Blandford-Corp, of Minehead, was driving a Citroen Saxo car at speeds of up to 80mph on the A358 when he struck a tree near Crowcombe on January 7 last year.
He had previously told Bethany's mother that he would "drive carefully" – but his girlfriend was killed instantly.
Mr Rose has now issued a statement calling for the Government to introduce a lower speed limit for new drivers and has written to the Secretary of State for Transport.
He also said people who had just passed their test should be made to put a green 'P' plate on their car to let other drivers know they are inexperienced.
The coroner said if new drivers failed to adhere to the new laws, they should have six points added to their licence.
Mr Rose said: ''I held an inquest into the death of Bethany-Paige Adams, a 17-year-old girl who was killed near Williton, when the car in which she was a passenger and driven by a 17-year-old recently qualified driver, went out of control, the accident being caused by excessive speed.
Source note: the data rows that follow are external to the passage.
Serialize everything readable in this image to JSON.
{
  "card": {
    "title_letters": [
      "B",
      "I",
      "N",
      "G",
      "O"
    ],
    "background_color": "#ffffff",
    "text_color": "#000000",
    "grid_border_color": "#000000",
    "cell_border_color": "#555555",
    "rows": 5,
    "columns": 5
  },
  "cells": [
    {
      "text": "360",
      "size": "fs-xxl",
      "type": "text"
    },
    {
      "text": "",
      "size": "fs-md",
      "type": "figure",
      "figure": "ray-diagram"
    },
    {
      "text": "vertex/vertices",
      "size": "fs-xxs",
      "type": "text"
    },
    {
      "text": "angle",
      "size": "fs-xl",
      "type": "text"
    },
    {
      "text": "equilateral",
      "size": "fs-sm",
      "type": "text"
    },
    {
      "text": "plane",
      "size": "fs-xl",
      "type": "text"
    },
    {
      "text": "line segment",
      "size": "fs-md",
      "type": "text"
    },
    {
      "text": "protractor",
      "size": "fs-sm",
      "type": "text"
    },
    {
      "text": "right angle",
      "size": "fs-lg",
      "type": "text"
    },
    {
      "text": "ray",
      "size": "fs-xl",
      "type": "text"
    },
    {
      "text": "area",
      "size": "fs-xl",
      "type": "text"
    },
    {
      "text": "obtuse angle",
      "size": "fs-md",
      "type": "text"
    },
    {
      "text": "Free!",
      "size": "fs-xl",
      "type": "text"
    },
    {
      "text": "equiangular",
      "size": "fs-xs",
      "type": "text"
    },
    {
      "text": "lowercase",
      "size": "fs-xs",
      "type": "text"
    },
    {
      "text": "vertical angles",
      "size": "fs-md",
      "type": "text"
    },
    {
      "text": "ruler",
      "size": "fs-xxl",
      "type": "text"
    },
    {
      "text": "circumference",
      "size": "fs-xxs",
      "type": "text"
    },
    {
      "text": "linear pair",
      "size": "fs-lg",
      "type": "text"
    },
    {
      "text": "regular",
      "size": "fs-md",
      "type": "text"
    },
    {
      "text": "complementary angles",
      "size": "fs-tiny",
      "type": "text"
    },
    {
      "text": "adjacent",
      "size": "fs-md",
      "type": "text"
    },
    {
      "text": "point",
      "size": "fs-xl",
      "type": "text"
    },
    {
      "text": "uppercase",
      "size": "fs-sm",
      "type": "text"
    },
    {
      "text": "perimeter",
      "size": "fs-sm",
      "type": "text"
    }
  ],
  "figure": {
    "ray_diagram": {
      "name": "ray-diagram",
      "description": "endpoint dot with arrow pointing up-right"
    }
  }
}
"Following the inquest, I stated that I would consider making a request to the Minster of Transport to compel recently qualified drivers to carry a distinguishing letter on the car they were travelling in and to restrict their speed to 50mph on open roads and 60mph on motorways, for a period of one year, and to enforce the law to consider imposing an obligatory six points penalty, meaning that if a driver was twice in breach of such regulations he or she would be banned from driving.
"I did, however, state that I would first write to the Department of Transport to ascertain the extent of the problem, and in particular find out how many accidents were caused by recently qualified drivers.
"Despite their assistance I have been unable to obtain such figures and wonder if they are kept – although the statistics for 17 to 23-year-old drivers reveal a large number of fatal and serious accidents.
"It is hoped the Minster will accept my recommendations which, in themselves are not revolutionary, but bring in restrictions that are already in place in a number of advanced nations."
The inquest in October into Bethany-Paige's death heard that a few weeks before she had told her boyfriend to slow down. He admitted causing death by careless driving and was given an 18-month driving ban and suspended jail term.